Smaller universities often produce better research
A new study shows that smaller universities may produce research which is on a par with larger, more elite establishments, according to a paper published in the OECD journal Higher Education Management and Policy.
The paper explains that this is because once a research department exceeds a certain size – the ‘upper critical mass’ – research quality tends to saturate. The paper concludes that continued concentration of resources into the largest universities is not the best policy for academic research. Instead, the best way to amplify the overall strength of the sector is to boost smaller research groups.
The study, authored by Ralph Kenna from Coventry University and Bertrand Berche from the University of Nancy in France, helps explain a 2010 report published by the Higher Education Policy Institute (HEPI) which shows that the research impact of the 1994 Group matches that of most Russell Group universities.
The analysis carried out by Kenna and Berche uses data gathered from the UK’s Research Assessment Exercise to explore the relationship between research group size and the quality of output, and compare the performances of the 1994 Group of smaller research-focused universities to those of Russell Group’s larger institutions.

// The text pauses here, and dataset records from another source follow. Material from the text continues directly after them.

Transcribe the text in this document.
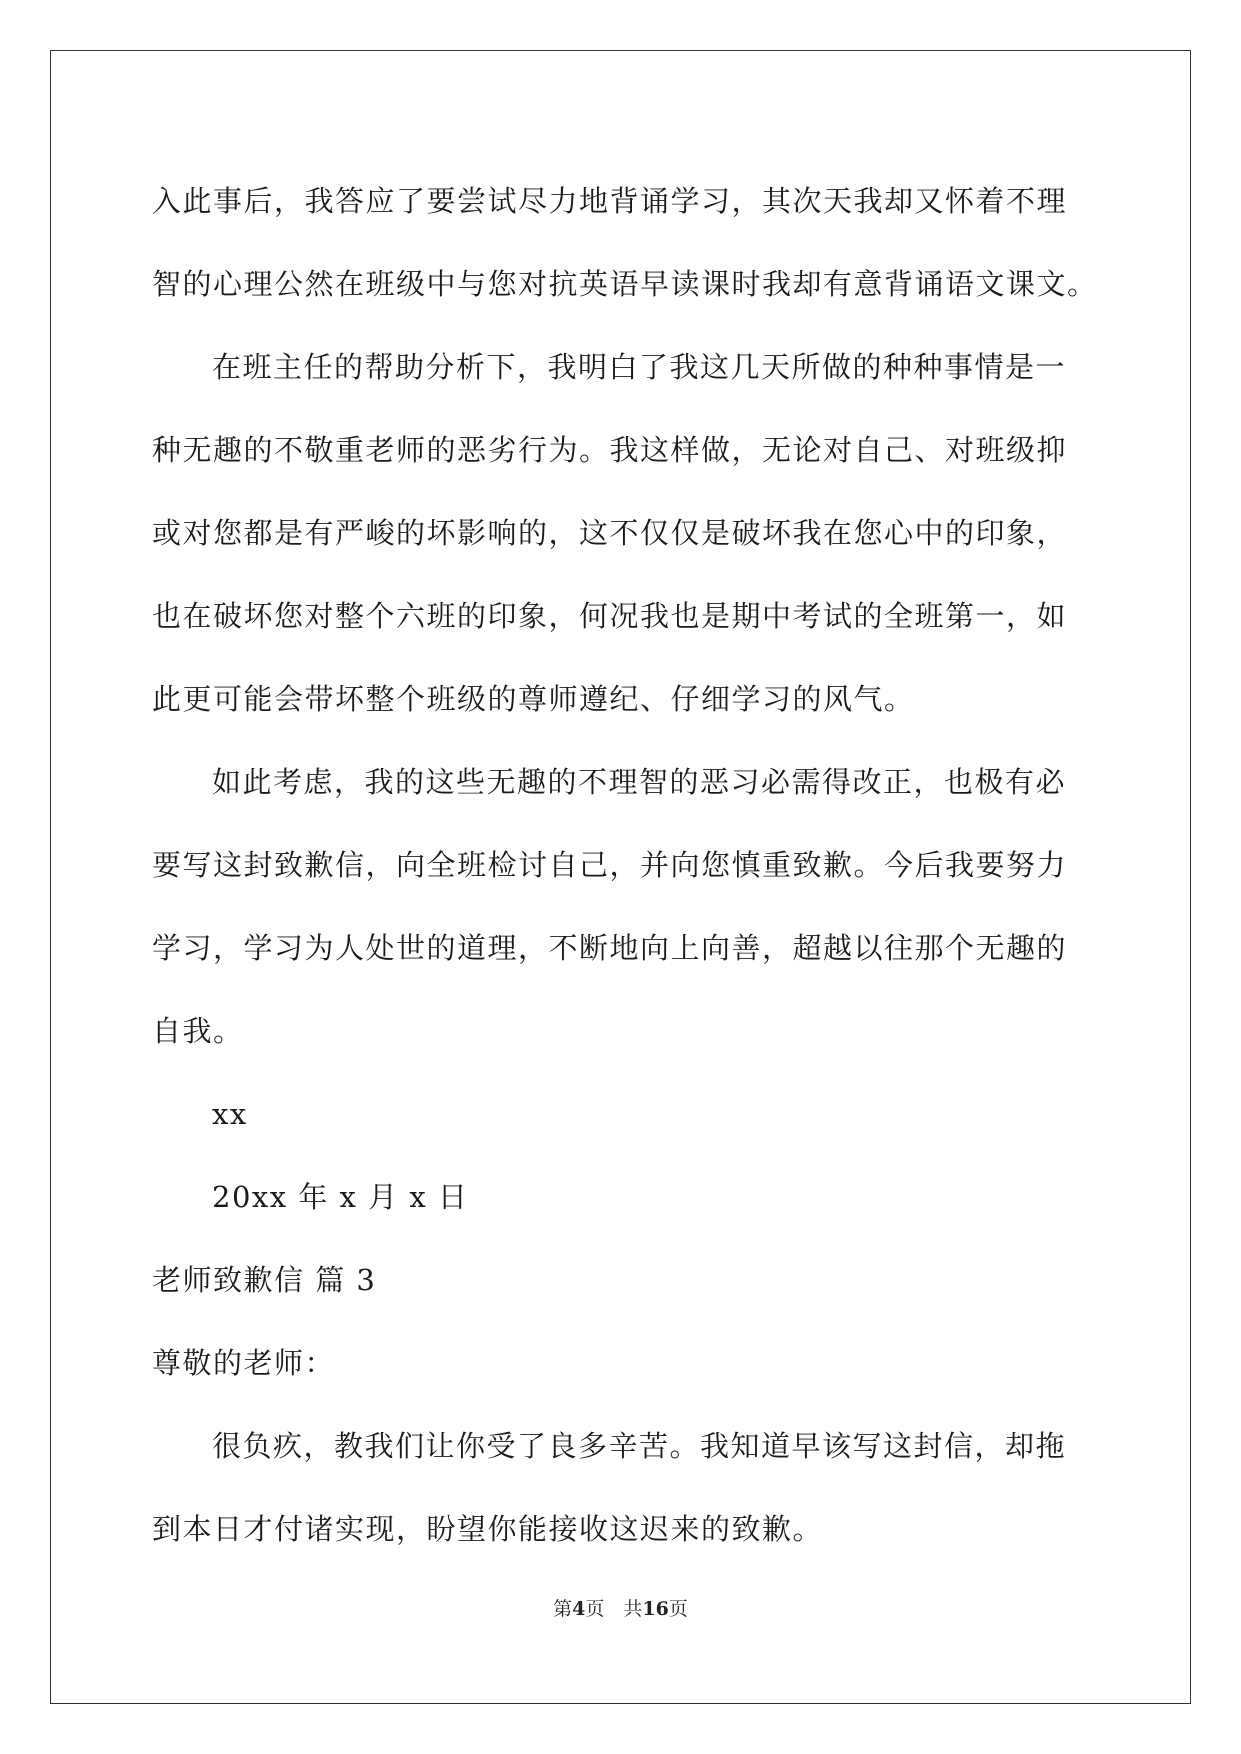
入此事后，我答应了要尝试尽力地背诵学习，其次天我却又怀着不理
智的心理公然在班级中与您对抗英语早读课时我却有意背诵语文课文。
在班主任的帮助分析下，我明白了我这几天所做的种种事情是一
种无趣的不敬重老师的恶劣行为。我这样做，无论对自己、对班级抑
或对您都是有严峻的坏影响的，这不仅仅是破坏我在您心中的印象，
也在破坏您对整个六班的印象，何况我也是期中考试的全班第一，如
此更可能会带坏整个班级的尊师遵纪、仔细学习的风气。
如此考虑，我的这些无趣的不理智的恶习必需得改正，也极有必
要写这封致歉信，向全班检讨自己，并向您慎重致歉。今后我要努力
学习，学习为人处世的道理，不断地向上向善，超越以往那个无趣的
自我。
xx
20xx 年 x 月 x 日
老师致歉信 篇 3
尊敬的老师：
很负疚，教我们让你受了良多辛苦。我知道早该写这封信，却拖
到本日才付诸实现，盼望你能接收这迟来的致歉。
第4页　共16页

Kenna’s and Berche’s findings indicate that when research groups exceed a certain discipline-dependent size, their research becomes of similar quality. The fact that both the 1994 and Russell Groups’ research departments mostly exceed this size explains why they tend to produce research of comparable quality, despite the Russell Group being better resourced.
Dr Ralph Kenna, Deputy Director of the Applied Mathematics Research Centre at Coventry University, said: “The mathematical model turns the notion of critical mass – popular amongst managers and policy makers – on its head. The old idea of critical mass as a threshold size that a department must reach to produce high-quality research is unsupported in the scientific literature.
“The new concept of an upper limit, beyond which research quality saturates, is linked to a sociological mechanism known as the Ringelmann effect. This is a phenomenon whereby productivity increases with size, but the gain reduces with each new member added to a group.
“In academia, the Ringelmann effect is ascribed to coordination losses – not everyone can meaningfully interact with everyone else in large research departments. Thus those exceeding the upper critical mass tend to fragment and reach a plateau in the quality of their research output.”